The Observer is a Student-run, daily print & online newspaper serving Notre Dame & Saint Mary's. Learn more about us.



Holy Half or Holy Hell What Was I Thinking?

Emilie Terhaar | Tuesday, March 26, 2013


The Holy Half last weekend was the first half marathon I had ever run. Actually, it was the first time I had ever run more than eight miles consecutively. I have always been a casual runner, jogging perhaps two to three miles twice a week, a little more when I’m procrastinating on work or have free time. I thought I would train for the Half and begin a regimen or schedule that gradually progressed to longer runs, but I didn’t. I signed up for the race thinking at some point I would be forced to start training merely out of fear and not wanting to waste the $40 entry fee. It turns out I severely underestimated my laziness, because there was absolutely no training. The week of the Half I got less sleep than normal and might have eaten crappier than my typical life is just a grand buffet lifestyle. The night before, I ate a bag of candy and stayed up until a little after 2 a.m.  

My thought process going into the race was simply to go run for as long as I wanted to, listen to some good music, and walk when I felt like it. I woke up at 7 a.m., ate a banana, responded to some emails, compiled a 51-song playlist, got dressed and rolled out to the start line at about 8:50 a.m. The race started at 9:00 a.m. and at 9:02 I started running (no one ever tells you how long it takes for people at the end of the pack to get moving). The first mile of the race is a bit frustrating because everyone is still so packed together it’s impossible to set your own pace.  

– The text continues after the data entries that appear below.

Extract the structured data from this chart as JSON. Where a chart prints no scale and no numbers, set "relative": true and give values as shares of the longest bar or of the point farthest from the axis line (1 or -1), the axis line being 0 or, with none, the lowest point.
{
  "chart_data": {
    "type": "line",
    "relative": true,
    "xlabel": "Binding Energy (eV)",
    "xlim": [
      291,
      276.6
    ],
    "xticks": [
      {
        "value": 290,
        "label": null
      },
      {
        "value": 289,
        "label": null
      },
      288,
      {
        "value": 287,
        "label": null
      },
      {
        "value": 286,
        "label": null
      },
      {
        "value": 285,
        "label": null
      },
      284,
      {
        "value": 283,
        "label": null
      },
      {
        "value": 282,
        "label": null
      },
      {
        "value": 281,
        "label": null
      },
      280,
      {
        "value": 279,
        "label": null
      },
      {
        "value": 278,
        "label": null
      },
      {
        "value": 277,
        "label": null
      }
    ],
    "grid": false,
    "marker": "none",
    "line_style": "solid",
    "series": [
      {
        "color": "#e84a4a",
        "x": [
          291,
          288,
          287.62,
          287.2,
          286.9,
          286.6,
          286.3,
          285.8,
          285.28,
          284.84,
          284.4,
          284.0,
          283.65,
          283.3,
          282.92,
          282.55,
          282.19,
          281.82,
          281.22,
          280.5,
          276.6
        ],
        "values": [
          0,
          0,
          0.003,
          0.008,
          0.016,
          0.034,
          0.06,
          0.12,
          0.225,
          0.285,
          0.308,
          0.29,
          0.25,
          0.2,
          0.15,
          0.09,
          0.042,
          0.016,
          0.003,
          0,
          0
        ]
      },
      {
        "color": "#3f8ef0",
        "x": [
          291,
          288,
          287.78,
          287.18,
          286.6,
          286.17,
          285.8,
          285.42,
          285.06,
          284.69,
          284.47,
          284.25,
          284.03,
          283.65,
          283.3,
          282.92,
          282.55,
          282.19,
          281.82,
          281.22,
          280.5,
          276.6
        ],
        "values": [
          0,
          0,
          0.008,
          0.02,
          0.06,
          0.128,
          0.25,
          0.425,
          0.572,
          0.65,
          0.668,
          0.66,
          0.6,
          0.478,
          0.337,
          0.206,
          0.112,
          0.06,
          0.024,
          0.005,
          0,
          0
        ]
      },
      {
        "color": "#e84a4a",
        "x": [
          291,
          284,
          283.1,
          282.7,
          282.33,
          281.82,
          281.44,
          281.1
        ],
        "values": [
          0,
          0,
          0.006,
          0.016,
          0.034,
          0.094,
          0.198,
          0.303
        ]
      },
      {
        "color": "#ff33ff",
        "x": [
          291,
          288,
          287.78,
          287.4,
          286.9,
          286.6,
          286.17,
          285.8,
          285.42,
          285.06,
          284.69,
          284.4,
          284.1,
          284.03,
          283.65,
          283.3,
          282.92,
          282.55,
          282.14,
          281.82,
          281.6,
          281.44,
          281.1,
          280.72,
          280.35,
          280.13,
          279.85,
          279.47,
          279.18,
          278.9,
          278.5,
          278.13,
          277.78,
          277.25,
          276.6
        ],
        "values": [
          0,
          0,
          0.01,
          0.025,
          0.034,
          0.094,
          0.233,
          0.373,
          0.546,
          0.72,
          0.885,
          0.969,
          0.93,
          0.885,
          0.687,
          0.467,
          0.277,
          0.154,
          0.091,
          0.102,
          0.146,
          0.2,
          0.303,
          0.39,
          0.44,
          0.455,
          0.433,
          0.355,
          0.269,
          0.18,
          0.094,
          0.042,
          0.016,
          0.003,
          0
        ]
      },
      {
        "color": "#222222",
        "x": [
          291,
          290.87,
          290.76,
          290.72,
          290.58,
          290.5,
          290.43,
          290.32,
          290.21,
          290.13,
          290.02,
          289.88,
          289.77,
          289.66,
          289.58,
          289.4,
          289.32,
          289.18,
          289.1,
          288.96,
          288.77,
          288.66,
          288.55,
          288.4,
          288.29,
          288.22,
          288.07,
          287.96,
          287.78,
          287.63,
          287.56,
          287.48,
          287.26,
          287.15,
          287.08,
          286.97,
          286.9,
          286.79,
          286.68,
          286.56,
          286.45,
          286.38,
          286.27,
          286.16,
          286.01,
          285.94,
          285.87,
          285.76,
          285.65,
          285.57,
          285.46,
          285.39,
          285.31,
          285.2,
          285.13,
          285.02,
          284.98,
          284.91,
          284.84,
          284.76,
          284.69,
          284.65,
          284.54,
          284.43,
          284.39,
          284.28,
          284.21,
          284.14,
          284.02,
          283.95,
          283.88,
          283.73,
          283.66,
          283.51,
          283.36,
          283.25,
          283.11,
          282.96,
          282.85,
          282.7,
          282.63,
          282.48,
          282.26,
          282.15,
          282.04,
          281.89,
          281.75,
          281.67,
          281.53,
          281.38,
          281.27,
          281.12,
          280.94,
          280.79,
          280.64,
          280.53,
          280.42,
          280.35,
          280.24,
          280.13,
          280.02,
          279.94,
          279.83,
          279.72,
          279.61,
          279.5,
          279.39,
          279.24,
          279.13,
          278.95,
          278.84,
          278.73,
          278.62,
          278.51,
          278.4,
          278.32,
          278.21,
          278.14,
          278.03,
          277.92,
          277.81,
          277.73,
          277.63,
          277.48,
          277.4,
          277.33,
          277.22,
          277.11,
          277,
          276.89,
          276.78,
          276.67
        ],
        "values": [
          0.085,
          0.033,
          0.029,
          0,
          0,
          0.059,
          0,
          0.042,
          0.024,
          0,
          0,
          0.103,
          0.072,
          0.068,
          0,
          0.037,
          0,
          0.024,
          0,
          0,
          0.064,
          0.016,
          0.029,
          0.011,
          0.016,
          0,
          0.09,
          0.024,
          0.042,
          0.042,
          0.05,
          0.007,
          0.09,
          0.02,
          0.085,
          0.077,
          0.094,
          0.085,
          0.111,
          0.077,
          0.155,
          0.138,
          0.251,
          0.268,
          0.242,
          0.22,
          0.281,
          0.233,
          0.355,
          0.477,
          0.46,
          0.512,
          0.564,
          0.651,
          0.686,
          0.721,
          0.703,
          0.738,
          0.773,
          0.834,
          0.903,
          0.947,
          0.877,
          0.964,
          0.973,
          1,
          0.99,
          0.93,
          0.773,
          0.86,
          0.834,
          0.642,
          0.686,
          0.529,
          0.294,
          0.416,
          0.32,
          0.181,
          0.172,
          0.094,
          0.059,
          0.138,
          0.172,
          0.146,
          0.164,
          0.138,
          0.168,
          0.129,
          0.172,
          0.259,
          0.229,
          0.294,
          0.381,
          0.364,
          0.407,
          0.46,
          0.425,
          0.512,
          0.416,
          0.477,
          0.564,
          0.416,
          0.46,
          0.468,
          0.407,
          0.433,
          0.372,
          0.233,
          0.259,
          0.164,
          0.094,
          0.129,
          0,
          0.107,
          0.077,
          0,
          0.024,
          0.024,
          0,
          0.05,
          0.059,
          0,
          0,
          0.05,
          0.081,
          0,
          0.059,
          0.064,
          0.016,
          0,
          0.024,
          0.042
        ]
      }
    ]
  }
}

And then I settled in. Normally when I go for a casual jog, I know it will not be very long and that I can stop whenever I get tired, so I run at a comfortable, but still slightly challenging 8:30-minute-mile pace. Because I knew there were 13 long miles ahead of me, I went for a leisurely pace between 9:00 and 9:30 miles and coasted.

It was at about mile six that I realized I would finish the whole thing without stopping or walking at all. I had a really fun time and finished the race in around two hours.

For any other lazy people out there wondering if they should or should not run a half marathon, I will break down my takeaways from the Holy Half and offer some advice.

Why do you want to run 13.1 miles? If it’s a health goal, then forget it. Running long distances is not really that healthy, especially for women. You are way better off running a 5K at a faster clip than any long slow distance. Running a half marathon makes sense if you’re giving yourself something to train for, meaning you’ll run more regularly for the months before the half.  

Can you entertain yourself for a really long time? For me, the hardest part of the half was entertaining myself for two straight hours. I got really bored. Thankfully, I had a great playlist with lots of fun music to keep me going, but without that, forget it! If you are not a music-while-running person, definitely run with a buddy.

Do you want to give up an entire day and be sore for the following couple days? No one told me how tired I would be afterward. I had planned on doing so much with my Saturday, but the day was basically shot after the race. I napped twice involuntarily, ate a ton of food and fell asleep really early. Not to mention, my calves, arches and ankles have ached ever since the race.

If none of the above bullet points have deterred you from running, then by all means, run! I am really happy I did run the Holy Half. I genuinely enjoyed myself and am one step closer to running an actual marathon!